Through the years, the tour has done everything it can to diminish the importance of the four majors and build up the events it controls. The spinning that goes on during the Players to try to get people to buy into the notion of a "fifth major" is dizzying. The tour even goes so far as to separate so-called "top tournaments" in each player's section in the media guide. According to the tour, the "top tournaments" include the four majors; the Players; the WGC events; and the four playoffs events. In other words, the Doral stop is on the same level as Augusta. Most of us talk about Tiger Woods

having won 14 major championships. But in the PGA Tour's world, Woods has won 4,693 "top tournaments." (OK, the number is really 34.)

If the tour wants to make the playoffs real playoffs -- and if it wants fans to understand them -- it needs to abandon the phony myth-making of the current system. Seriously, does anyone think that Matt Kuchar or Charley Hoffman or even Dustin Johnson -- who has played wonderfully but did not win a major -- have had better years than Mickelson? How many FedEx Cups would almost any player trade for one major title? Five? Ten? How about 50?

Let's do this: Make the playoffs resemble the postseasons in other sports. Everyone starts at zero. If you are worried that the "regular season" will be meaningless, have a regular season bonus pool for the top 10 or top 20 players. That would be the equivalent of home field advantage in team sports (and would make the players happy since, let's face it, the only reason they care about the playoffs is the huge money involved).

By starting the playoffs at zero, point totals could be adjusted and thus the inference that winning the Barclays or Deutsche Bank or BMW is somehow more important than winning a major -- much less four times more important -- could be removed. (Why are the playoff events worth so many points?

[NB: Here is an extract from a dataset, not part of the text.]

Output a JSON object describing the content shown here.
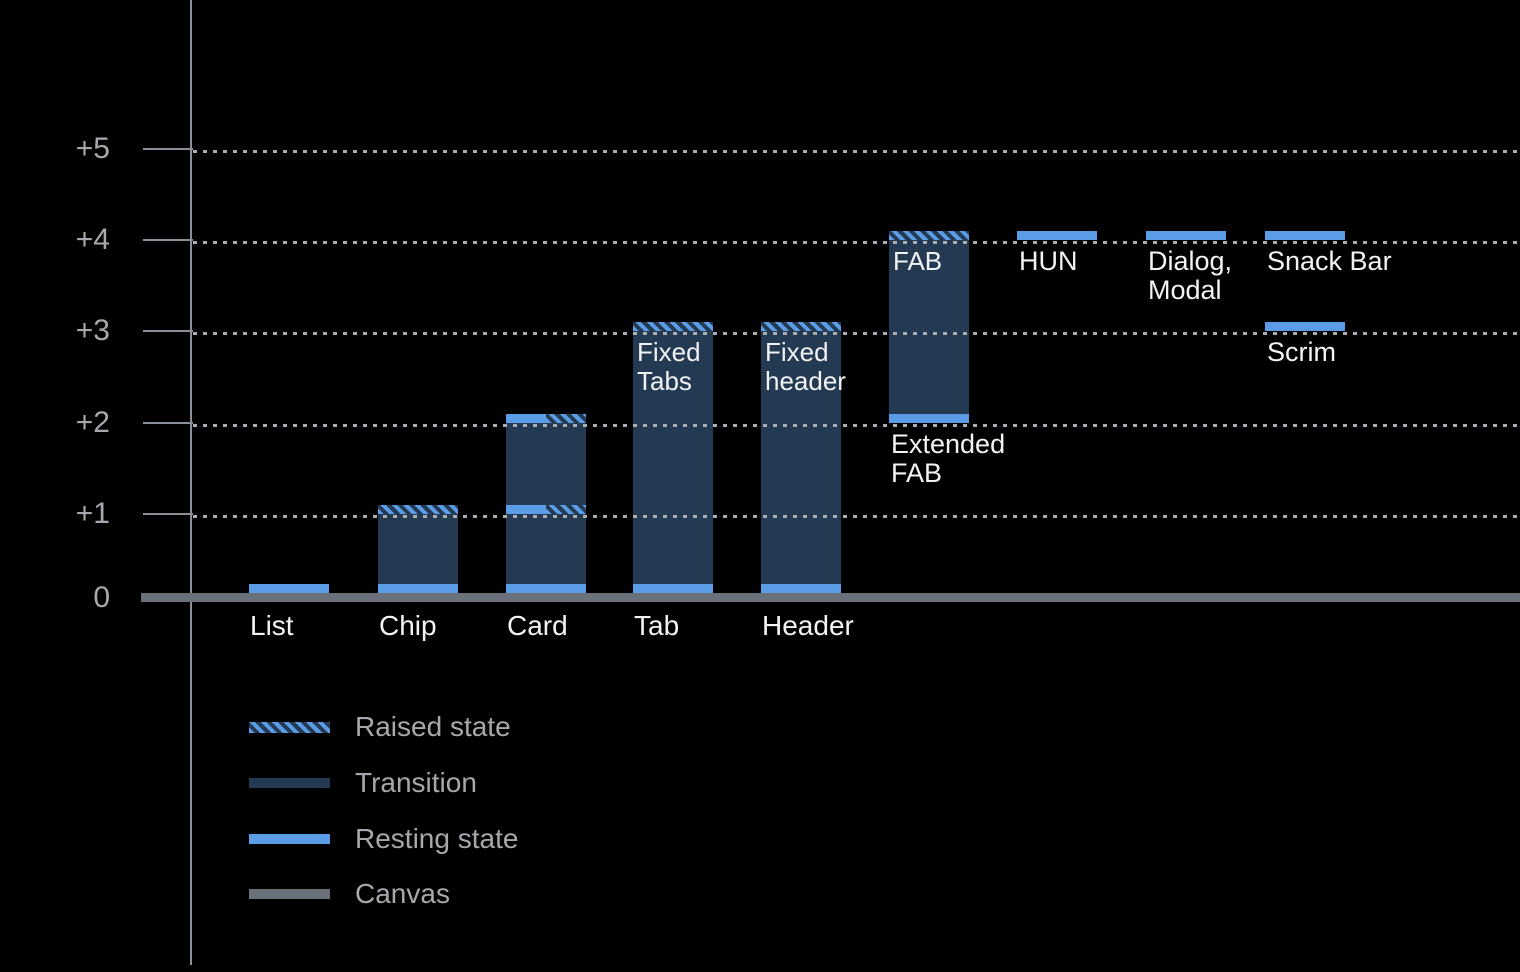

To ensure there isn't a repeat of 2008 when Vijay Singh clinched the FedEx Cup the week before the Tour Championship, draining the playoffs of any suspense.)

The tour is right about this much: Suspense is a good thing. So let's create real suspense: Stop trying to pretend the playoffs are something they're not and make everyone re-start their engines at the Barclays. In fact, here's a new slogan the tour can use for the Playoffs: "From zero to $10 million in four weeks: The PGA Tour playoffs."

Sort of has a ring -- or at least a cha-ching -- to it.